Richard F. Kahn: Collected Economic Essays is a fitting companion to the 1972 collection of essays, edited by Kahn himself. It will be of interest to scholars and students as a key to an outstanding economist and a great figure in the Keynesian tradition.

Reviews

“Richard Kahn is of great interest to historians of economics because of his role at the centre of two of the central developments in economics in the 20th century: imperfect competition and the Keynesian revolution.
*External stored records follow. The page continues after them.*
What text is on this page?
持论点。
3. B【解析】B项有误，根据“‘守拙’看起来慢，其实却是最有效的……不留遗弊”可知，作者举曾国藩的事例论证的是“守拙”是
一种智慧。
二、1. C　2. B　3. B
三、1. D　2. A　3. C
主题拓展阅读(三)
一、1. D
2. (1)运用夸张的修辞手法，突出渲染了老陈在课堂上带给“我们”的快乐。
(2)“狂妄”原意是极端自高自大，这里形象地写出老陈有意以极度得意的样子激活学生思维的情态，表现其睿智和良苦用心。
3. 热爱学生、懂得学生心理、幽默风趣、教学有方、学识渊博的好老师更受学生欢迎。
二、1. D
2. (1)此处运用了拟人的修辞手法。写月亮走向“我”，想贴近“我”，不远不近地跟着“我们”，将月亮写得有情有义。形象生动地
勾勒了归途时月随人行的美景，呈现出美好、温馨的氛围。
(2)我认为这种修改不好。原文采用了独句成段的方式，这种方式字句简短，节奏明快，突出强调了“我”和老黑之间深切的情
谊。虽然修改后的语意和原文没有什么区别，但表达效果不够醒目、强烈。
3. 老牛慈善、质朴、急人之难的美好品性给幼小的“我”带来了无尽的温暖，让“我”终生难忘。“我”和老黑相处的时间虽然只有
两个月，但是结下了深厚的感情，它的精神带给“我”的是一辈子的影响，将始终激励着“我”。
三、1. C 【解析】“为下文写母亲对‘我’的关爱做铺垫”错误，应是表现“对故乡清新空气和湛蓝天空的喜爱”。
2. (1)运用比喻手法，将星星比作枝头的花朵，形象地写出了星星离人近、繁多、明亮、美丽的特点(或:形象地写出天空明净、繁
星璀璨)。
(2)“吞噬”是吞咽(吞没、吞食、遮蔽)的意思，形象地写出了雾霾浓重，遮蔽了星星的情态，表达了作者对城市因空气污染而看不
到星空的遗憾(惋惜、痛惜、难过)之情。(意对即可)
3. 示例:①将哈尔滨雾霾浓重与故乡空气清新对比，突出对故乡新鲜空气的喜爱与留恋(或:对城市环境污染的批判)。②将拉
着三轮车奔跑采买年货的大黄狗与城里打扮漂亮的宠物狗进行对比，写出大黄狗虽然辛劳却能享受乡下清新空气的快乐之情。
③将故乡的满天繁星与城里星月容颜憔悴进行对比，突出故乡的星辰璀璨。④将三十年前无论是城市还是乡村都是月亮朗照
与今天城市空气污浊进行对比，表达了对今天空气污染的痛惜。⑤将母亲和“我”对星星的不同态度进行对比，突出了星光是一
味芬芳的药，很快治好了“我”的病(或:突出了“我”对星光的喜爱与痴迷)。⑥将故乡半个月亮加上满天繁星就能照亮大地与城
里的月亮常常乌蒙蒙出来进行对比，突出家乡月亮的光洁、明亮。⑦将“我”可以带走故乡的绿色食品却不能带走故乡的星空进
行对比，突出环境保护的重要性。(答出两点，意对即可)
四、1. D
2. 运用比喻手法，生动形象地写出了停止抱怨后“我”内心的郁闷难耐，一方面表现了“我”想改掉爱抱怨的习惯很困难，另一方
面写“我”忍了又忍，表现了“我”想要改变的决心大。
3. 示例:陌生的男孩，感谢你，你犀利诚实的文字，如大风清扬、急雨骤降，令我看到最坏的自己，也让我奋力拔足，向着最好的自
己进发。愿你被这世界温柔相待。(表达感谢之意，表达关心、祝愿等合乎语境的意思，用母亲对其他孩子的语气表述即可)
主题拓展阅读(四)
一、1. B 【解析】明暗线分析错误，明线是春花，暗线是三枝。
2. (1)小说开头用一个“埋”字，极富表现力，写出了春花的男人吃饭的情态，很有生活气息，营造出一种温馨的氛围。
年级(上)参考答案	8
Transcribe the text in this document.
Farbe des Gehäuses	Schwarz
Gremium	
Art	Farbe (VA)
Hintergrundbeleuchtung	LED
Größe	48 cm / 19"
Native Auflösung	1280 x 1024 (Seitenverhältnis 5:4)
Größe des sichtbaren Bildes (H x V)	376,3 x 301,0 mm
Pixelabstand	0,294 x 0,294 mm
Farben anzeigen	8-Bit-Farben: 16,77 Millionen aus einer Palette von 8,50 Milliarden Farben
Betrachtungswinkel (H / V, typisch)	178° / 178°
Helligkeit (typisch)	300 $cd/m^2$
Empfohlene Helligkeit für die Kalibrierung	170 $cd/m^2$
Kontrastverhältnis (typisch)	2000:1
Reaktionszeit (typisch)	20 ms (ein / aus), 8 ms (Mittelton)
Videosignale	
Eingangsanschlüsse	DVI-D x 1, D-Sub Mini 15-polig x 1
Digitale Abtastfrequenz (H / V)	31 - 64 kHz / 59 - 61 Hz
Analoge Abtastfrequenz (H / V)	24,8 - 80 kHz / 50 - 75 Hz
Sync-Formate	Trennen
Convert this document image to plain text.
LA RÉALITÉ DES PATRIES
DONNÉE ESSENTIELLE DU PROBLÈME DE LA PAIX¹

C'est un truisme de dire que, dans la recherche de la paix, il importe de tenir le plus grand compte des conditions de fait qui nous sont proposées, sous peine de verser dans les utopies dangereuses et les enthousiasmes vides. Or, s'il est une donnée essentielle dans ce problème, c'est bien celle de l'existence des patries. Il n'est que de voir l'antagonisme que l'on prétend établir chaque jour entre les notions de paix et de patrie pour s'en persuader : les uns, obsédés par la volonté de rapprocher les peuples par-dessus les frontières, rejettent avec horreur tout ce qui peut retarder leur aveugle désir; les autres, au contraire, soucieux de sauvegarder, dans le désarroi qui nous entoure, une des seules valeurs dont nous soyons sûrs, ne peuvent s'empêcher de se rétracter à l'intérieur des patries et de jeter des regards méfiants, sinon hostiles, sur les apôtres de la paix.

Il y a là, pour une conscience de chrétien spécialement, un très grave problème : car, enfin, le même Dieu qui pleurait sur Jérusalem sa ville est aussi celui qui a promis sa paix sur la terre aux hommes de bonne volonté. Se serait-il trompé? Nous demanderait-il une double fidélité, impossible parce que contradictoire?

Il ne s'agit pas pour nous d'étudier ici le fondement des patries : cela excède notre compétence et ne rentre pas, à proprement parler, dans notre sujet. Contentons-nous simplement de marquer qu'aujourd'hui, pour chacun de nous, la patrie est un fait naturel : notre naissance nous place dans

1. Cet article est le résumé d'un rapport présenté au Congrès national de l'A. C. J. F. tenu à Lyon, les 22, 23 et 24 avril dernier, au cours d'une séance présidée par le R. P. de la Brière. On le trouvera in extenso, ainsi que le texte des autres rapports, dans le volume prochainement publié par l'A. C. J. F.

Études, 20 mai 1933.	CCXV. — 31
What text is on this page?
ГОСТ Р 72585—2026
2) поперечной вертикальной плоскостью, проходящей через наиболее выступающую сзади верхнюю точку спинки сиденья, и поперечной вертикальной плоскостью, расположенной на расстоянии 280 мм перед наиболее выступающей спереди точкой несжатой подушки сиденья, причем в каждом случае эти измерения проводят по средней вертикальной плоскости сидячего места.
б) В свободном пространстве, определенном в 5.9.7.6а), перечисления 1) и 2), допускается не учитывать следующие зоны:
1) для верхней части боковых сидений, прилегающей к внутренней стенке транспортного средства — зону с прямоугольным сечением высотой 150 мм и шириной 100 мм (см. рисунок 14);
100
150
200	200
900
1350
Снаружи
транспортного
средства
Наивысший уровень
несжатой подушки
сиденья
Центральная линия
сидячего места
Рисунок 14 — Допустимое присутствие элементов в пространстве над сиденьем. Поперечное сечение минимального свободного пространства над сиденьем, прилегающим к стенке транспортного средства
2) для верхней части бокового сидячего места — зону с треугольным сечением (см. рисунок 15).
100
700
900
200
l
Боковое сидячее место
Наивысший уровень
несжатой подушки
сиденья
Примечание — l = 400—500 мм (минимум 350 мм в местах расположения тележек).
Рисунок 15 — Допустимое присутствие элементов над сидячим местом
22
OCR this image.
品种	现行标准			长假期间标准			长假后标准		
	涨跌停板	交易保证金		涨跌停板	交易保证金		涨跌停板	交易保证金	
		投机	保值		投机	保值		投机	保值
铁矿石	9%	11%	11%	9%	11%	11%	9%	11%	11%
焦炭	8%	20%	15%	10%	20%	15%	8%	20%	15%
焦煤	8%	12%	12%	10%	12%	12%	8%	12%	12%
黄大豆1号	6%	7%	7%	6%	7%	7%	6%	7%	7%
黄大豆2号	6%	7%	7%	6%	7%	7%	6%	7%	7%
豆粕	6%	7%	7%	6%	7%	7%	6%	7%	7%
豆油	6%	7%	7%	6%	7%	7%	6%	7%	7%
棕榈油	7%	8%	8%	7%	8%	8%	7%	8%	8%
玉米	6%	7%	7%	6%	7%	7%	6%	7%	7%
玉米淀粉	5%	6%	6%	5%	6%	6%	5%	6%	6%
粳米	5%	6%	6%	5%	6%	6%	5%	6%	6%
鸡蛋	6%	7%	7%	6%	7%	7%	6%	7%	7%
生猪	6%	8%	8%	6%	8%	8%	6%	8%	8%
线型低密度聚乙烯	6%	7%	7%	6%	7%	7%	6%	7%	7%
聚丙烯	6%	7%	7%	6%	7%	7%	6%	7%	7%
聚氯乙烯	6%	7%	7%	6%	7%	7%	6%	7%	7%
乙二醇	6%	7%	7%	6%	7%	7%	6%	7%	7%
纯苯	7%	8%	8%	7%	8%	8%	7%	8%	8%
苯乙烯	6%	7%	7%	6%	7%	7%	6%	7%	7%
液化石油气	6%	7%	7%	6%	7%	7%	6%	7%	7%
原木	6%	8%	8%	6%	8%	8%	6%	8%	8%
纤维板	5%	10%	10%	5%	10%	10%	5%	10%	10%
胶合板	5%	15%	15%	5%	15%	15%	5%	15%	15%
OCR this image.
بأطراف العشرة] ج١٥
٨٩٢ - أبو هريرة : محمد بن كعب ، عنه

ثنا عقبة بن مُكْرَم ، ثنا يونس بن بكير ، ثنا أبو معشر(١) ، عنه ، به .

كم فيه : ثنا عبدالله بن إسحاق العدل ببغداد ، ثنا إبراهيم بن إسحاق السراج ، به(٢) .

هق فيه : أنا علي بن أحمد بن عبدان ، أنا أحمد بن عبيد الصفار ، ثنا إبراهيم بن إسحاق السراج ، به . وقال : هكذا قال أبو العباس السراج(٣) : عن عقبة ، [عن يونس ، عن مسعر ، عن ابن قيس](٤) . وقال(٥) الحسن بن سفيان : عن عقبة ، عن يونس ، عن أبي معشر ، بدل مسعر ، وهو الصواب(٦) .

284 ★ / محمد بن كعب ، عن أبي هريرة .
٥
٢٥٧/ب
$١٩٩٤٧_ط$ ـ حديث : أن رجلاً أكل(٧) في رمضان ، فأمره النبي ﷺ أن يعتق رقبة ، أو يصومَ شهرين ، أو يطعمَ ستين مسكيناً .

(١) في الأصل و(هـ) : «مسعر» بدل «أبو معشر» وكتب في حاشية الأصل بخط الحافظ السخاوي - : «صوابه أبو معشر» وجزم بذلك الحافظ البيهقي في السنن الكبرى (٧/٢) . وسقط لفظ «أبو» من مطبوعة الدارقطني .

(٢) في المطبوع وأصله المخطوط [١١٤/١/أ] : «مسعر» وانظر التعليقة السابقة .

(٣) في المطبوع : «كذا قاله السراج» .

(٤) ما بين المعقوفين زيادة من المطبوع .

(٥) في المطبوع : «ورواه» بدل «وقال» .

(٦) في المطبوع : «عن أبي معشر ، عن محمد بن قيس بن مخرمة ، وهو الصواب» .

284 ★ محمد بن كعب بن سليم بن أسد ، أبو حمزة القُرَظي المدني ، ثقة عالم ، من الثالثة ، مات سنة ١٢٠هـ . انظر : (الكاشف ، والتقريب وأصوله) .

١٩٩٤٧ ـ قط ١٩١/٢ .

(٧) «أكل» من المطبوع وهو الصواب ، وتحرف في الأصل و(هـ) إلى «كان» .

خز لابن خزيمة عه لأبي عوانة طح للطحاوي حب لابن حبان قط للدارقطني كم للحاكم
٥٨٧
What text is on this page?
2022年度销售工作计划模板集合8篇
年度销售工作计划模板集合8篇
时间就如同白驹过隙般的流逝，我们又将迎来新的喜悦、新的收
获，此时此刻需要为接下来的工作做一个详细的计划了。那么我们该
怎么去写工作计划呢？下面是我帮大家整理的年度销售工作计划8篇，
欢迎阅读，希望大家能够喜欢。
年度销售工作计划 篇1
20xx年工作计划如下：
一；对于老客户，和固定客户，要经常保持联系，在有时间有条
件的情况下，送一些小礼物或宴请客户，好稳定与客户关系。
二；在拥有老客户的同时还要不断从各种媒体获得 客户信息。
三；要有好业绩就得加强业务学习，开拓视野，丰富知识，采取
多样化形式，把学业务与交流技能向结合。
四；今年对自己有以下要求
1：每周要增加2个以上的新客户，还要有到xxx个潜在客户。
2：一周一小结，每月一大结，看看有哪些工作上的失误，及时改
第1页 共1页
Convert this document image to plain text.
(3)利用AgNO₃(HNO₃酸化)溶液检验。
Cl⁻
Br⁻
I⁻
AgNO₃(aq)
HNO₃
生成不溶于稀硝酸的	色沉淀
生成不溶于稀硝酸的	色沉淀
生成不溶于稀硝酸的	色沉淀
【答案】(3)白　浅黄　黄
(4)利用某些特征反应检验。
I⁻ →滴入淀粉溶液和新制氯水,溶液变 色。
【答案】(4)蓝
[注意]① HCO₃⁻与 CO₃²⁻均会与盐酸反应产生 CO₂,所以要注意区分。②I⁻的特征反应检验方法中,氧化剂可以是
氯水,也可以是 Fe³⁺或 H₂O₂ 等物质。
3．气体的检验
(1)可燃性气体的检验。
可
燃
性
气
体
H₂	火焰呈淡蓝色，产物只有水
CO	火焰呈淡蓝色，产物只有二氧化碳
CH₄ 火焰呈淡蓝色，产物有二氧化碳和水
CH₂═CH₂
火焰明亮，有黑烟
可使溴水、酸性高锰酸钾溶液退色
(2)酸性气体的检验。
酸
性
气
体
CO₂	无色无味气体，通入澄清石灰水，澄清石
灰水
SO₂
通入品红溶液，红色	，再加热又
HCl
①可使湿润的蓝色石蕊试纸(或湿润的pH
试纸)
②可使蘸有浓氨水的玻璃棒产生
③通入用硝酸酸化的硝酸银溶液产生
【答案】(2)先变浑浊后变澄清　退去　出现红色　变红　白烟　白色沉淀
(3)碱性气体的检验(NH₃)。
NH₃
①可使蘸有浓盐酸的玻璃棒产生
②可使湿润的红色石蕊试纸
This collection, including an important, previously unpublished paper from 1933, and the very helpful editorial introduction successfully illustrate the evolution of Kahn's thinking from the 1930s to the 1970s.” —Roger E. Backhouse, University of Birmingham and Erasmus University Rotterdam

“A long-awaited second collection of Richard Kahn’s essays including his later reflections on Keynes and analysis of the postwar international economy and problems of unemployment and inflation – accompanied by an excellent introduction by the editors.  An important contribution to the history of economics.”

John B. Davis, University of Amsterdam and Marquette University

“This valuable and fascinating collection documentsRichard Kahn's central role in the imperfect competition and Keynesian revolutions in economics, making conveniently accessible his articles on imperfect competition, on Keynes, and on inflation and unemployment, including a pathbreaking 1933 paper on imperfect competition previously published only in Italian translation. The helpful and informative editorial introduction provides a useful guide to the nature and importance of Kahn's contributions. Every economist interested in the imperfect competition and Keynesian revolutions should have this book.”

Robert W. Dimand, Brock University




Editors and Affiliations

  • Department of Statistical Sciences, Sapienza University of Rome, Rome, Italy

    Maria Cristina Marcuzzo

  • Department of Economics and Finance, University of Rome Tor Vergata, Rome, Italy

    Paolo Paesani

About the editors

Richard F. Kahn was Professor of Economics at the University of Cambridge. His work focused on Keynesian economics and he is best known for his work on the principle of the multiplier.

Maria Cristina Marcuzzo is Honorary Professor at La Sapienza University of Rome and a Fellow of the Italian Academy of the Lincei.

Paolo Paesani is Associate Professor at the University of Rome Tor Vergata where he teaches History of Economic Thought and Economic Policy.